Co do tematu, to moje zdanie jest takie, że jak facet będzie chciał zdradzić, to zdradzi. I nie ma takiej siły, która go przed tym powstrzyma. Tak więc, mouse, bez sensu się zadręczasz. Pozdrawiam i życzę dużo cierpliwości.
Mi się wydaje, że ty chyba nie znasz swojego faceta, mouse. Nie wiesz co on do Ciebie czuje.

Pewnie, mężczyżni są różni. Są tacy o jakich pisze a-fly-women i są totalnie wierni od początku do końca, niezaleznie od ilości okazji i tego jak niefajnie robi się w związku.

Ja tez byłem kiedych chorobliwie zazdrosnym facetem, ze 2-3 lata trwało zanim mi to kompletnie przeszło. Chociaz tamten związek się skończył, ja wiem, że jeśli się z kimś teraz zwiążę tak zazdrosny nie będe. To chyba w dużym stopniu jest kwestia tego pierwszego, poważnego bycia razem.
ale ona wie, co on do niej czuje, cytuje: "A sądzę, że już nikt inny mnie tak nie pokocha."

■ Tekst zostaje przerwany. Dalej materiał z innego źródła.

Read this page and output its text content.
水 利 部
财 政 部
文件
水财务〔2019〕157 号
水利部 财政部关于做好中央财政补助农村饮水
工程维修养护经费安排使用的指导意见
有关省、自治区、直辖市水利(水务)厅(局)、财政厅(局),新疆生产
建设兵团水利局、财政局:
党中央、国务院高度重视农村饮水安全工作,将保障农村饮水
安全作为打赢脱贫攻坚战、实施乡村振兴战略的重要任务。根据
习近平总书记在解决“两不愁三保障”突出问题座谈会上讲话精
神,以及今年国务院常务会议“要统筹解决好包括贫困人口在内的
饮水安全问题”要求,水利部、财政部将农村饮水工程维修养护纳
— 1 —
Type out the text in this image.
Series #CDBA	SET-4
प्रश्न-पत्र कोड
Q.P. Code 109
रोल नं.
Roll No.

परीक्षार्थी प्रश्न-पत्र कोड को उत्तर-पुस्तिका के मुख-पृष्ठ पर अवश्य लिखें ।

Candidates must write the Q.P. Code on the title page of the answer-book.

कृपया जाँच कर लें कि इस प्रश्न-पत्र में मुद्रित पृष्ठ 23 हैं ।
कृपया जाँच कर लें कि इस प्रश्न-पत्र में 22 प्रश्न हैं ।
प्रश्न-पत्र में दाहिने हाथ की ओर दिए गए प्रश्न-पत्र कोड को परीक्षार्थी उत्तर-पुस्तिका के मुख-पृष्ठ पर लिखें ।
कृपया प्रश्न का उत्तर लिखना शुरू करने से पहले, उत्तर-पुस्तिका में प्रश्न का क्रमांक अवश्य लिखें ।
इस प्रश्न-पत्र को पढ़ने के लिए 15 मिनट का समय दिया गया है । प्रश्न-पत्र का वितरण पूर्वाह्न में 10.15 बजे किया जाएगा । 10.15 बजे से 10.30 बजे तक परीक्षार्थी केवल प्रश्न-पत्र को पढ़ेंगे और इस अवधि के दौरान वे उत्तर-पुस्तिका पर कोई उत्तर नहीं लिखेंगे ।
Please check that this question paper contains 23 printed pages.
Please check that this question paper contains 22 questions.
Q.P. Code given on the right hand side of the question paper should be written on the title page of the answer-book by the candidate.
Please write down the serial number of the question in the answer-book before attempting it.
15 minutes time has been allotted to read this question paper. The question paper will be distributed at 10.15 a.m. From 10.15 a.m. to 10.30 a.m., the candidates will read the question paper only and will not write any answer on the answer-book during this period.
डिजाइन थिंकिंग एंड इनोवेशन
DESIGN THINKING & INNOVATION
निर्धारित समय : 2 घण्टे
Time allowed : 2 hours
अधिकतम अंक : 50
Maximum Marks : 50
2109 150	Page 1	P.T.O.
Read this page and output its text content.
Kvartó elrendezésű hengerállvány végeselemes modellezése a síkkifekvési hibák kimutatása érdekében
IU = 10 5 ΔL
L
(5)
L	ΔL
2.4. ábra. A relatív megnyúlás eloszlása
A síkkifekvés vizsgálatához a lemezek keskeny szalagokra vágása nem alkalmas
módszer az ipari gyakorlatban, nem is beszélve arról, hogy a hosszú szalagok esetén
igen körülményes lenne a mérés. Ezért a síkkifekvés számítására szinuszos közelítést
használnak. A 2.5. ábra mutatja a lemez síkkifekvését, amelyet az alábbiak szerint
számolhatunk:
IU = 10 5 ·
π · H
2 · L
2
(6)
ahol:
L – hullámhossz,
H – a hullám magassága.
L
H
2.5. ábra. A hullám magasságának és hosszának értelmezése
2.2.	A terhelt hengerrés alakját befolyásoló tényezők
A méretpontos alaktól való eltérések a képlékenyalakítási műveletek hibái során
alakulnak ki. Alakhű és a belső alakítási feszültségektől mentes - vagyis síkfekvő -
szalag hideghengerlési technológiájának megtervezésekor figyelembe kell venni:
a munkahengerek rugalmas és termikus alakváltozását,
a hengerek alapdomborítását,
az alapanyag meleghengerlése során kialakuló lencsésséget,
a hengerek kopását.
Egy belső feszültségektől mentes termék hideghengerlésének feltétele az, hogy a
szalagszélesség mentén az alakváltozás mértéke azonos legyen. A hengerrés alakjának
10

kocha ją, wiec to go ogranicza w jakiś sposób od zdrady
Autorka musi być strasznie zakompleksioną osobą. Powinna chyba zacząć od pozbycia się tego balastu.
No to na pewno ale na to trzeba duzo czasu .. A jak dalej bedzie tak sie meczyc to krzyż na droge ... :P
Cytat:
Wystarczająco dużo ładnych dziewczyn jest i to mnie przeraża.. A czy on Cię kocha za ładną buźkę? Czy za osobowość?
Cytat:
Wiem, ale co mam zrobić, że tak myślę:)Kiedyś mu się znudzę, więc czym tu się cieszyć? idac tym tokiem myslenia mozna powiedziec: kiedys i tak umre wiec moze od razu rzuce sie pod pociag ;]
hehehe prawda jest taka że na zazdrośc nic się nie poradzi.... albo się ufa i tyle albo nie..... gołnie nie ma panaceum w tej srpawie...... poprsotu trzeba się zgrać we dwoje i bedzie okej.....
i tak wszyscy umrzemy kiedys, ja będę pierwszy ;)
ok ja nie mam ic przeciw...... bo ja będę długowieczny i doczekam się wnuków i wogóle....... a zazdrosć jak się kocha to się zazdrosći......:D
Wtrącę jeszcze swoje trzy grosze!

Dziewczyno! Każdy związek oparty jest na zaufaniu.
Ja nie potrafiłem żyć z Kimś komu nie wierzyłem i pożegnaliśmy się po 16 latach małżeństwa.
Gwoli ścisłości nie byłem zdradzany.
Czy mam powiedzieć brutalnie,że skoro Mu nie ufasz,to Go nie kochasz.
Ja pewnie wyciągnąłbym taki właśnie wniosek.
Gdybym był Nim i dowiedziałbym się o Twoich tak wielkich obawach to zabolałoby mnie to bardziej niż zdrada.
Boisz się, że pogna za jakąś królewną z bajki?
Stań się dla Niego taką królewną ( o ile jeszcze nie jesteś ) i kłopot z głowy.
Więcej wiary w ludzi. Ile razy do tej pory zostałaś w ten sposób zraniona(przez zdradę ), że masz tak fatalistyczne podejście?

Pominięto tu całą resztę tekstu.